For years, I tried to explain the invisible load—the mental checklist that never ends, the exhaustion of being on call 24/7, the way even simple questions (What’s for dinner? Where are my pants?) could feel unbearable.

But the truth? He didn’t fully get it. Not in a way that changed his behavior or lightened my load. And that hurt, not because he didn’t care, but because no amount of explaining could replace the experience of living it.

Now, he understands. He feels the mental weight of meal planning, permission slips, and dentist appointments. He knows what it’s like to wake up thinking not just about work but also grocery runs, school drop-offs, and bedtime routines.

It Heals: A Newfound Empathy

Before we switched roles, I thought I understood his world—long Zoom calls, relentless decision-making, the exhaustion that follows you home.

But I didn’t either.

Now that I carry the work outside of the home while he manages the household front, I see it differently. I walk upstairs after a long day of meetings and am hit with the chaos of home—loud kids, a messy kitchen, and a never-ending to-do list. And suddenly, I get it—that feeling of having nothing left to give.

I wish I could say we always bite our tongues, but that would be a lie. We’ve learned to stop saying, “See? This is what I was trying to tell you.” Instead, we joke, “I’m you! You’re me!” Because the point isn’t to be right—it’s that now, finally, we both understand.

This shift has softened us. When he zones out after dinner, I take it less personally. He encourages me to transition from work mode to mom mode. This newfound empathy has made our partnership stronger.

It Helps: A Mixed Bag, But Worth It

Make no mistake—this role reversal hasn’t been a magical fix. We still have moments of resentment, criticism, and frustration over how we each handle our roles.

But overall, it has helped. It’s strengthened our relationship because we respect each other’s work.

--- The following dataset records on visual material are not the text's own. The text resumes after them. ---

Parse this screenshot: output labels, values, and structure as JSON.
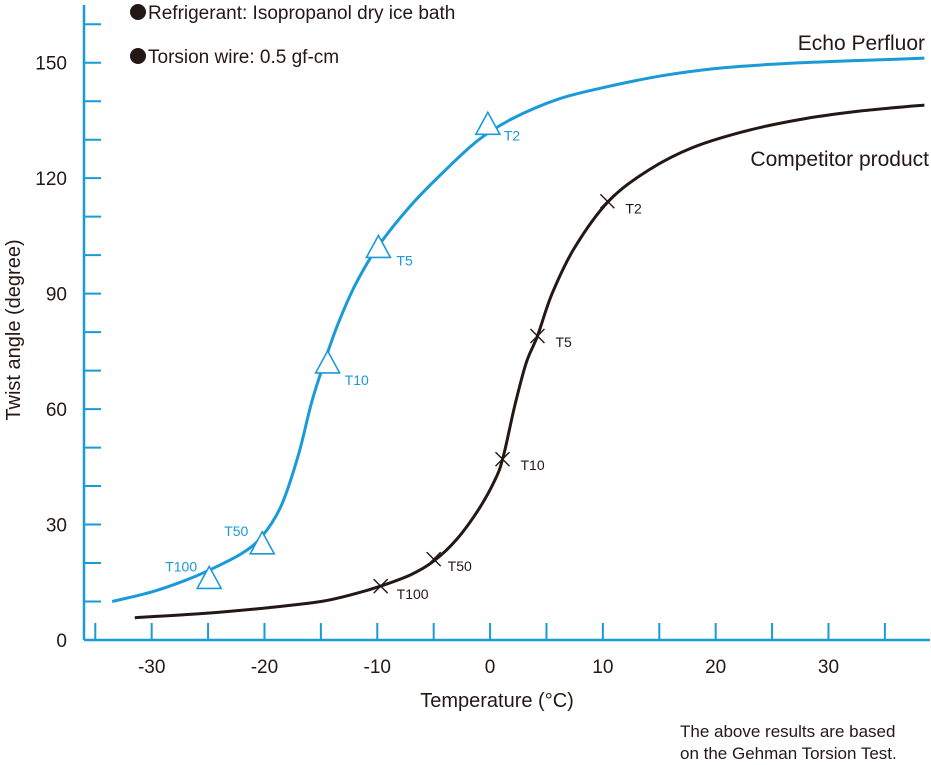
{
  "notes": [
    "Refrigerant: Isopropanol dry ice bath",
    "Torsion wire: 0.5 gf-cm"
  ],
  "footnote": [
    "The above results are based",
    "on the Gehman Torsion Test."
  ],
  "colors": {
    "axis": "#1a9ad7",
    "echo": "#1a9ad7",
    "competitor": "#231815",
    "text": "#231815"
  },
  "chart_data": {
    "type": "line",
    "title": "",
    "xlabel": "Temperature (°C)",
    "ylabel": "Twist angle (degree)",
    "xlim": [
      -36,
      39
    ],
    "ylim": [
      0,
      165
    ],
    "x_ticks": [
      -30,
      -20,
      -10,
      0,
      10,
      20,
      30
    ],
    "y_ticks": [
      0,
      30,
      60,
      90,
      120,
      150
    ],
    "grid": false,
    "series": [
      {
        "name": "Echo Perfluor",
        "marker": "triangle",
        "x": [
          -33.5,
          -30,
          -27,
          -25,
          -22,
          -20.2,
          -18.5,
          -17,
          -15.8,
          -14.6,
          -13.5,
          -12,
          -10,
          -7,
          -4,
          -1,
          2,
          6,
          10,
          15,
          20,
          25,
          30,
          35,
          38.5
        ],
        "y": [
          10,
          12.5,
          15.5,
          18,
          22.5,
          27,
          35,
          48,
          62,
          73,
          82,
          92,
          102,
          113,
          122,
          130,
          135.5,
          140.5,
          143.5,
          146.5,
          148.5,
          149.6,
          150.3,
          150.8,
          151.2
        ],
        "points": [
          {
            "label": "T2",
            "x": -0.2,
            "y": 134
          },
          {
            "label": "T5",
            "x": -9.9,
            "y": 102
          },
          {
            "label": "T10",
            "x": -14.4,
            "y": 72
          },
          {
            "label": "T50",
            "x": -20.2,
            "y": 25
          },
          {
            "label": "T100",
            "x": -24.9,
            "y": 16
          }
        ]
      },
      {
        "name": "Competitor product",
        "marker": "x",
        "x": [
          -31.5,
          -25,
          -20,
          -15,
          -12,
          -9.7,
          -7,
          -5,
          -3,
          -1,
          0.5,
          1.2,
          2.2,
          3.2,
          4.2,
          5.5,
          7.5,
          10.5,
          14,
          18,
          23,
          28,
          33,
          38.5
        ],
        "y": [
          5.8,
          7,
          8.3,
          10,
          12,
          14,
          17,
          20.5,
          26,
          34,
          42,
          48,
          61,
          72,
          79,
          90,
          102,
          114,
          122,
          128,
          132.5,
          135.5,
          137.5,
          139
        ],
        "points": [
          {
            "label": "T2",
            "x": 10.4,
            "y": 114
          },
          {
            "label": "T5",
            "x": 4.2,
            "y": 79
          },
          {
            "label": "T10",
            "x": 1.1,
            "y": 47
          },
          {
            "label": "T50",
            "x": -5,
            "y": 21
          },
          {
            "label": "T100",
            "x": -9.7,
            "y": 14
          }
        ]
      }
    ]
  }
}
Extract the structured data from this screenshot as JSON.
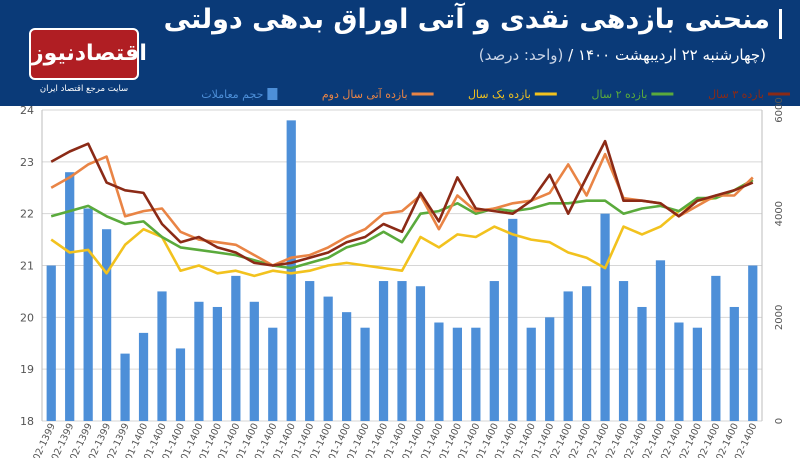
{
  "header": {
    "title": "منحنی بازدهی نقدی و آتی اوراق بدهی دولتی",
    "subtitle": "(چهارشنبه ۲۲ اردیبهشت ۱۴۰۰ /",
    "unit": "(واحد: درصد)"
  },
  "logo": {
    "name": "اقتصادنیوز",
    "tagline": "سایت مرجع اقتصاد ایران"
  },
  "colors": {
    "bg": "#0a3a78",
    "bars": "#4d8fd8",
    "y3": "#8b2a16",
    "y2": "#5aaa3c",
    "y1": "#f2c21e",
    "fut2": "#e98445"
  },
  "chart_data": {
    "type": "bar+line",
    "categories": [
      "02-1399",
      "02-1399",
      "02-1399",
      "02-1399",
      "02-1399",
      "01-1400",
      "01-1400",
      "01-1400",
      "01-1400",
      "01-1400",
      "01-1400",
      "01-1400",
      "01-1400",
      "01-1400",
      "01-1400",
      "01-1400",
      "01-1400",
      "01-1400",
      "01-1400",
      "01-1400",
      "01-1400",
      "01-1400",
      "01-1400",
      "01-1400",
      "01-1400",
      "01-1400",
      "01-1400",
      "01-1400",
      "02-1400",
      "02-1400",
      "02-1400",
      "02-1400",
      "02-1400",
      "02-1400",
      "02-1400",
      "02-1400",
      "02-1400",
      "02-1400",
      "02-1400"
    ],
    "left_axis": {
      "min": 18,
      "max": 24,
      "ticks": [
        18,
        19,
        20,
        21,
        22,
        23,
        24
      ]
    },
    "right_axis": {
      "min": 0,
      "max": 6000,
      "ticks": [
        0,
        2000,
        4000,
        6000
      ],
      "tick_labels": [
        "0",
        "2000",
        "4000",
        "6000"
      ]
    },
    "legend": [
      {
        "key": "y3",
        "label": "بازده ۳ سال"
      },
      {
        "key": "y2",
        "label": "بازده ۲ سال"
      },
      {
        "key": "y1",
        "label": "بازده یک سال"
      },
      {
        "key": "fut2",
        "label": "بازده آتی سال دوم"
      },
      {
        "key": "bars",
        "label": "حجم معاملات"
      }
    ],
    "bars": [
      3000,
      4800,
      4100,
      3700,
      1300,
      1700,
      2500,
      1400,
      2300,
      2200,
      2800,
      2300,
      1800,
      5800,
      2700,
      2400,
      2100,
      1800,
      2700,
      2700,
      2600,
      1900,
      1800,
      1800,
      2700,
      3900,
      1800,
      2000,
      2500,
      2600,
      4000,
      2700,
      2200,
      3100,
      1900,
      1800,
      2800,
      2200,
      3000
    ],
    "series": {
      "y3": [
        23.0,
        23.2,
        23.35,
        22.6,
        22.45,
        22.4,
        21.8,
        21.45,
        21.55,
        21.35,
        21.25,
        21.05,
        21.0,
        21.05,
        21.15,
        21.25,
        21.45,
        21.55,
        21.8,
        21.65,
        22.4,
        21.85,
        22.7,
        22.1,
        22.05,
        22.0,
        22.25,
        22.75,
        22.0,
        22.7,
        23.4,
        22.25,
        22.25,
        22.2,
        21.95,
        22.25,
        22.35,
        22.45,
        22.6
      ],
      "y2": [
        21.95,
        22.05,
        22.15,
        21.95,
        21.8,
        21.85,
        21.55,
        21.35,
        21.3,
        21.25,
        21.2,
        21.1,
        21.0,
        20.95,
        21.05,
        21.15,
        21.35,
        21.45,
        21.65,
        21.45,
        22.0,
        22.05,
        22.2,
        22.0,
        22.1,
        22.05,
        22.1,
        22.2,
        22.2,
        22.25,
        22.25,
        22.0,
        22.1,
        22.15,
        22.05,
        22.3,
        22.3,
        22.45,
        22.65
      ],
      "y1": [
        21.5,
        21.25,
        21.3,
        20.85,
        21.4,
        21.7,
        21.55,
        20.9,
        21.0,
        20.85,
        20.9,
        20.8,
        20.9,
        20.85,
        20.9,
        21.0,
        21.05,
        21.0,
        20.95,
        20.9,
        21.55,
        21.35,
        21.6,
        21.55,
        21.75,
        21.6,
        21.5,
        21.45,
        21.25,
        21.15,
        20.95,
        21.75,
        21.6,
        21.75,
        22.05,
        22.25,
        22.3,
        22.45,
        22.65
      ],
      "fut2": [
        22.5,
        22.7,
        22.95,
        23.1,
        21.95,
        22.05,
        22.1,
        21.65,
        21.5,
        21.45,
        21.4,
        21.2,
        21.0,
        21.15,
        21.2,
        21.35,
        21.55,
        21.7,
        22.0,
        22.05,
        22.35,
        21.7,
        22.35,
        22.05,
        22.1,
        22.2,
        22.25,
        22.4,
        22.95,
        22.35,
        23.15,
        22.3,
        22.25,
        22.2,
        21.95,
        22.15,
        22.35,
        22.35,
        22.7
      ]
    }
  }
}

It’s benefited our kids because they see both parents modeling flexibility and teamwork. It’s improved our family dynamic because we’re making choices based on what works now, not just what’s expected.

It hasn’t been easy. It hasn’t been perfect. But it’s been valuable. And while deployments and layoffs weren’t our choice, I’m grateful we’ve each had a turn at being the default parent.

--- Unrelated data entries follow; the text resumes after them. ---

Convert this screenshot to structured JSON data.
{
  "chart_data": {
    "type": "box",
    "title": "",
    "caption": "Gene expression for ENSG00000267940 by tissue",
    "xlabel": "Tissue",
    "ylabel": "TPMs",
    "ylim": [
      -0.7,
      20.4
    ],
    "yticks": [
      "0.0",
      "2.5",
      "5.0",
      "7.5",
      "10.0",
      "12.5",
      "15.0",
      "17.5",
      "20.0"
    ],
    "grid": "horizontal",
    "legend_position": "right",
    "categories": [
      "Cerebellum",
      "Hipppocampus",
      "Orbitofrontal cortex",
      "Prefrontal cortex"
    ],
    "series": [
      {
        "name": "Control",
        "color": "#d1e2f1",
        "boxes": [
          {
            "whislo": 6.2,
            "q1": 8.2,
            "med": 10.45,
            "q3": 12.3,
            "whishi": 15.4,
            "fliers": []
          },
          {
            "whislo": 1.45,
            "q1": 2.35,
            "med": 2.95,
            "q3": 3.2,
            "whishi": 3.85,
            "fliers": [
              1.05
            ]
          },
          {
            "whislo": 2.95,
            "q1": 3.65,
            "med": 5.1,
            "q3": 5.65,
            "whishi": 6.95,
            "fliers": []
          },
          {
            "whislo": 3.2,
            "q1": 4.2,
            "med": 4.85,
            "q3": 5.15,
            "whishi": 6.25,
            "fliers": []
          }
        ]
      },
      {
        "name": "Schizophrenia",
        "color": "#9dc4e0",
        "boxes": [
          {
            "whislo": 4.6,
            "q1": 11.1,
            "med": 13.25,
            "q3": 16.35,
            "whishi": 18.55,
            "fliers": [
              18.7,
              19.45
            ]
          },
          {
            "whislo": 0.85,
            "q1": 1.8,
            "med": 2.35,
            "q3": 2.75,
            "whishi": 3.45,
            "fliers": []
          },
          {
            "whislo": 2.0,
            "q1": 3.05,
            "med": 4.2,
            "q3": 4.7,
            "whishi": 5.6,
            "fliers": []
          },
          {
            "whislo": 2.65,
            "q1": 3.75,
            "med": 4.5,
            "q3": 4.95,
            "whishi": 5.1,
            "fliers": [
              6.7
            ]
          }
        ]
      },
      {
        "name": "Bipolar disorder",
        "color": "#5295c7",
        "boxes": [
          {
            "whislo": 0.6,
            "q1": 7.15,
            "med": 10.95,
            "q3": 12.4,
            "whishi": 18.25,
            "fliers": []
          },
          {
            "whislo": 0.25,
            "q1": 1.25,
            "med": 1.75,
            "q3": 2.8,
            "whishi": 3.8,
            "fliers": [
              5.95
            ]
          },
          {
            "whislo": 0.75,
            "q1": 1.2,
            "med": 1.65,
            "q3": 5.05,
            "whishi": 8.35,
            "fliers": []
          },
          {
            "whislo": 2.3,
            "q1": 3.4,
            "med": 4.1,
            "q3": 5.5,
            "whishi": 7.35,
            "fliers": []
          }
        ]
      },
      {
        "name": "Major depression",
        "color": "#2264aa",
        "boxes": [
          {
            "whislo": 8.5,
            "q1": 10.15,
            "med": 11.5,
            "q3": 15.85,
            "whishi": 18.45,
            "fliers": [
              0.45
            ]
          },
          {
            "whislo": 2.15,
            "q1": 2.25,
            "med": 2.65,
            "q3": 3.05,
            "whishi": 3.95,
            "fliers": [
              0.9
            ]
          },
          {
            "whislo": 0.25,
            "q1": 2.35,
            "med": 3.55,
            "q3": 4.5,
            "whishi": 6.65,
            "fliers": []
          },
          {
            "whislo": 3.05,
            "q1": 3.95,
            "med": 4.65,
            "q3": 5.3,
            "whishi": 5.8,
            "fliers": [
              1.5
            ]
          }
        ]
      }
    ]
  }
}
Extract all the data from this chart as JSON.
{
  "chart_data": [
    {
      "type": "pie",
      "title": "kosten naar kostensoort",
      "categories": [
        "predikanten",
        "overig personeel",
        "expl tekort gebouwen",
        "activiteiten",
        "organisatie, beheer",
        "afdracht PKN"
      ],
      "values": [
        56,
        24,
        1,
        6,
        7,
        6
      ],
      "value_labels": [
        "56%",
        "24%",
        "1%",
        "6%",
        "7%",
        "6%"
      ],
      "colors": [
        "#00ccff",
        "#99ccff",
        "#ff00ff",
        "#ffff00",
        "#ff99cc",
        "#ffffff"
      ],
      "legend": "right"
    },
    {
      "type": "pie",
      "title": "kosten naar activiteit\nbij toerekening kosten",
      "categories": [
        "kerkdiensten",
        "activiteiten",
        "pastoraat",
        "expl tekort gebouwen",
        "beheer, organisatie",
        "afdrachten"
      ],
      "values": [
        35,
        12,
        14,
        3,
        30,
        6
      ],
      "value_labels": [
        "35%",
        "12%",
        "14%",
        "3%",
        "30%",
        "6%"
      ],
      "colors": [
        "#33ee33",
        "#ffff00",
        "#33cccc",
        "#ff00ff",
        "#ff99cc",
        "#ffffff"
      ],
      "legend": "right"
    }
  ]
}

It’s Hard: Parenting Is the Hardest Job, No Matter the Circumstances

Here’s the truth: Even with a supportive partner, even when kids sleep through the night, even when life is objectively good, parenting is still the hardest job.

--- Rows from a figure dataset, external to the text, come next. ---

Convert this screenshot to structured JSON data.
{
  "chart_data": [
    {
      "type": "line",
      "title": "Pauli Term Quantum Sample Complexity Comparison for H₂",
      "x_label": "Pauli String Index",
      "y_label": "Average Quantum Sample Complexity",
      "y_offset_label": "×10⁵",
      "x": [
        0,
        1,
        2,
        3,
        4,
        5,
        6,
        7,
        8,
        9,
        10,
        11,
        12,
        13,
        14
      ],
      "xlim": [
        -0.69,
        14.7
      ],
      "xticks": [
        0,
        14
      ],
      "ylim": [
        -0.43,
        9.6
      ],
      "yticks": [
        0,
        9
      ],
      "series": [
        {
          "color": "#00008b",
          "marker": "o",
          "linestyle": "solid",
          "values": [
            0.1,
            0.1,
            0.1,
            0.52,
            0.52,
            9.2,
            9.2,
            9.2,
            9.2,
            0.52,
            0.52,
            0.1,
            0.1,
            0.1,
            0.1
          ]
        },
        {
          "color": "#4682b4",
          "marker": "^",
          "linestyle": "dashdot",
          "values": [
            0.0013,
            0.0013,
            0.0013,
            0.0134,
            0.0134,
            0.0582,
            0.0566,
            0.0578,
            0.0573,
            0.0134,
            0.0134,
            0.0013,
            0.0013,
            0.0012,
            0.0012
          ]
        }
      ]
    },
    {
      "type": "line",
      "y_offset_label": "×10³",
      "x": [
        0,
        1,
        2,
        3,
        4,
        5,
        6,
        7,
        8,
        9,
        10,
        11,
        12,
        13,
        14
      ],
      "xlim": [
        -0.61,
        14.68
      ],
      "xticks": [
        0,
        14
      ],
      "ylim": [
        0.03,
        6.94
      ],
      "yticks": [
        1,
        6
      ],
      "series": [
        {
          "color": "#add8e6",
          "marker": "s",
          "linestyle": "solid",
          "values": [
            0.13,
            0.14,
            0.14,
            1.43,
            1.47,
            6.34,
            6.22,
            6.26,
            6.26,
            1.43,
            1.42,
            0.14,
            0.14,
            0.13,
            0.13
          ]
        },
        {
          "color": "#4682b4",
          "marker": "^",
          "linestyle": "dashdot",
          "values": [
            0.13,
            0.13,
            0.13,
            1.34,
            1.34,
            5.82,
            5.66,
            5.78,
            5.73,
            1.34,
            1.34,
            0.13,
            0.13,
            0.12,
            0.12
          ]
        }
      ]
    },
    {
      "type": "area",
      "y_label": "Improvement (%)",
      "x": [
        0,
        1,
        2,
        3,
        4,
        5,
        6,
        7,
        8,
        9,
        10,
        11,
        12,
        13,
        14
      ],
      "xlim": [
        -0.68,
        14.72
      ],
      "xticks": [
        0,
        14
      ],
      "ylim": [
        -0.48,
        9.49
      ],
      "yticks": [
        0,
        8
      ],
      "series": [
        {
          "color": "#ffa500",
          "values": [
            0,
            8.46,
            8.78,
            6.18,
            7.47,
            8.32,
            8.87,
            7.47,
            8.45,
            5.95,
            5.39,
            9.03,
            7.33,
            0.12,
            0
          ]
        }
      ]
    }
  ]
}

There’s no “default” parent who has it easy. Whether you’re working full-time, coming home exhausted, or spending your days deep in child-rearing, the work is relentless. The needs are constant. The joy is immense, and so is the weight of it all.

Two years of walking in each other’s shoes have reinforced this: Parenting is a team sport. The best thing we can do—for each other and our family—is keep showing up with grace, patience, and the understanding that we’re in this together.

This journey has been revealing, challenging, and ultimately transformative. We’ve learned to listen better, appreciate more, and extend grace when days feel long. We may not have all the answers, but we do know this: walking a mile in each other’s shoes doesn’t just build empathy—it builds a stronger, more connected family. And for that, I’m grateful.